Abstract:
This research presents the ATML system (Adaptive Testing
using Machine Learning: ATML) with the following objectives: (1) to
develop and evaluate the effectiveness of the ATML system, and (2) to
assess programming knowledge and skills through the ATML system.
The system development employed the K-Means clustering technique in
conjunction with the Elbow Method and Silhouette Score to categorize
the difficulty levels of test items for adaptive testing aimed at grouping
learners by ability levels. The sample group comprised 23 students from
the Computer Technology program at a university in Ubon Ratchathani
Province. The results indicated that: (1) the system effectively grouped
test items to classify the examinees' ability levels, and the expert
evaluation ( by three experts) rated the system at a good level of
performance; and (2) the experimental evaluation of the sample group
through the ATML system showed that most students had very low to
low knowledge and skills (48.73%), moderate level (34.78%), and only
17. 39% demonstrated high to very high levels of proficiency.
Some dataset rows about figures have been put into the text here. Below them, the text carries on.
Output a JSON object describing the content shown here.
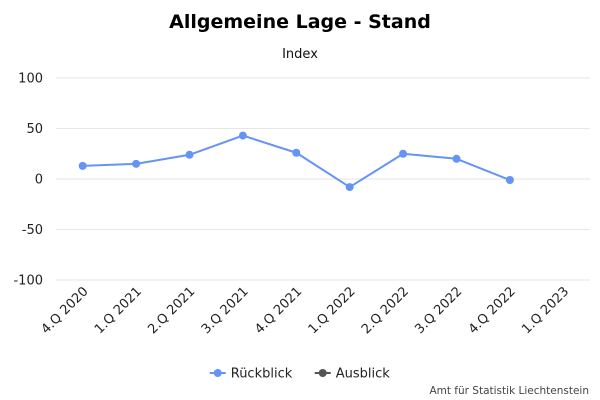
{
  "chart_data": {
    "type": "line",
    "title": "Allgemeine Lage - Stand",
    "ylabel": "Index",
    "ylim": [
      -100,
      100
    ],
    "yticks": [
      100,
      50,
      0,
      -50,
      -100
    ],
    "categories": [
      "4.Q 2020",
      "1.Q 2021",
      "2.Q 2021",
      "3.Q 2021",
      "4.Q 2021",
      "1.Q 2022",
      "2.Q 2022",
      "3.Q 2022",
      "4.Q 2022",
      "1.Q 2023"
    ],
    "series": [
      {
        "name": "Rückblick",
        "color": "#6494f5",
        "values": [
          13,
          15,
          24,
          43,
          26,
          -8,
          25,
          20,
          -1,
          null
        ]
      },
      {
        "name": "Ausblick",
        "color": "#555555",
        "values": [
          null,
          null,
          null,
          null,
          null,
          null,
          null,
          null,
          null,
          null
        ]
      }
    ],
    "grid": true,
    "legend": "bottom-center"
  },
  "credit": "Amt für Statistik Liechtenstein"
}
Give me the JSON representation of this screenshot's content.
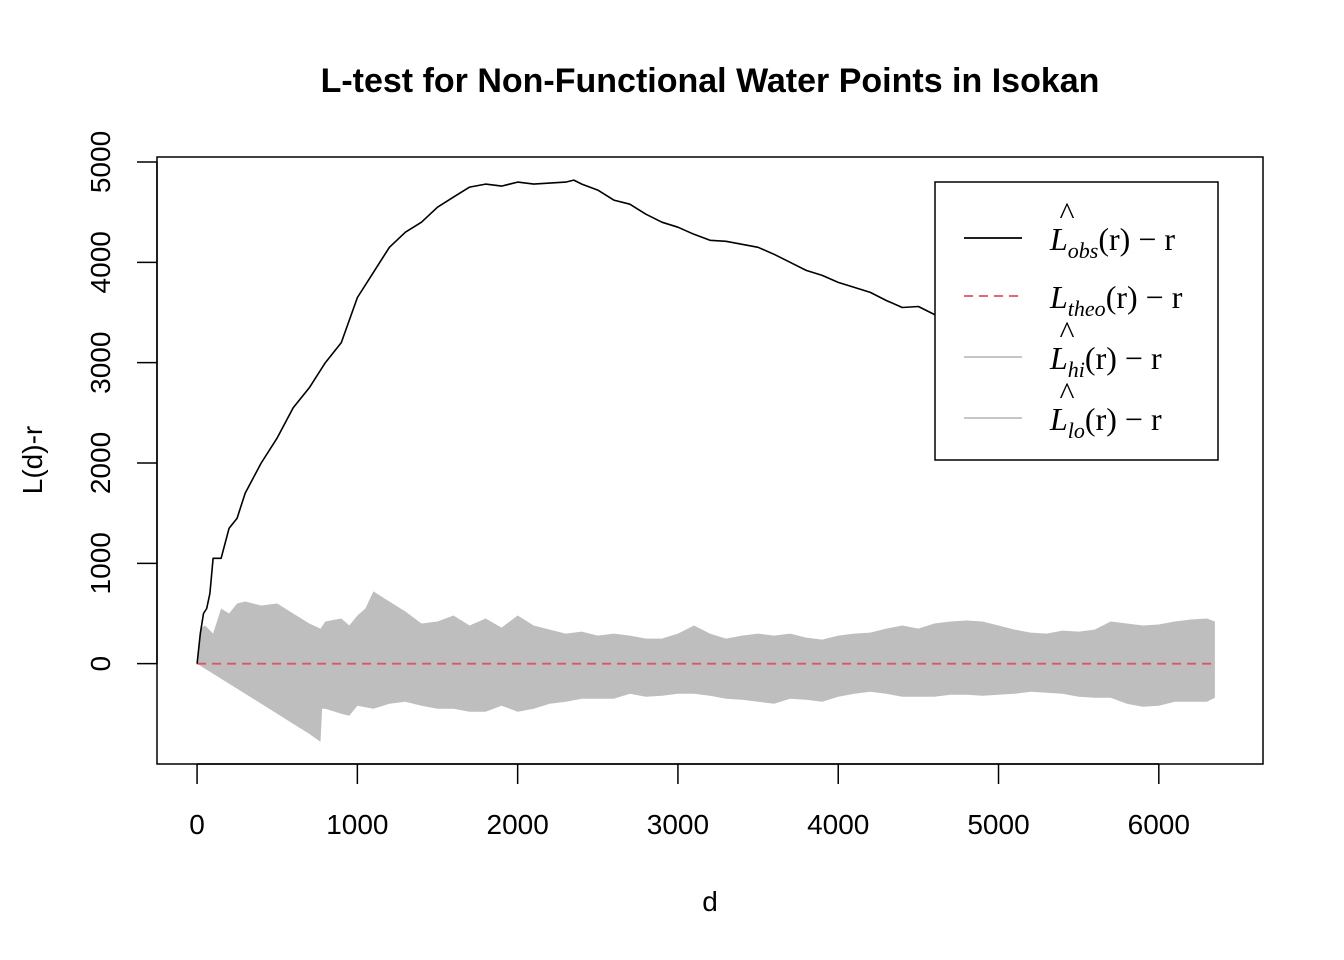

These
results indicate that the system can appropriately classify examinee
levels. The outcomes reflect the existing need for skill development
among learners. Furthermore, the ATML system demonstrates the
potential to provide effective, time efficient assessment that appropriately
adapts to individual learner abilities. It can be applied to support efficient
teaching and learning evaluations in future educational settings.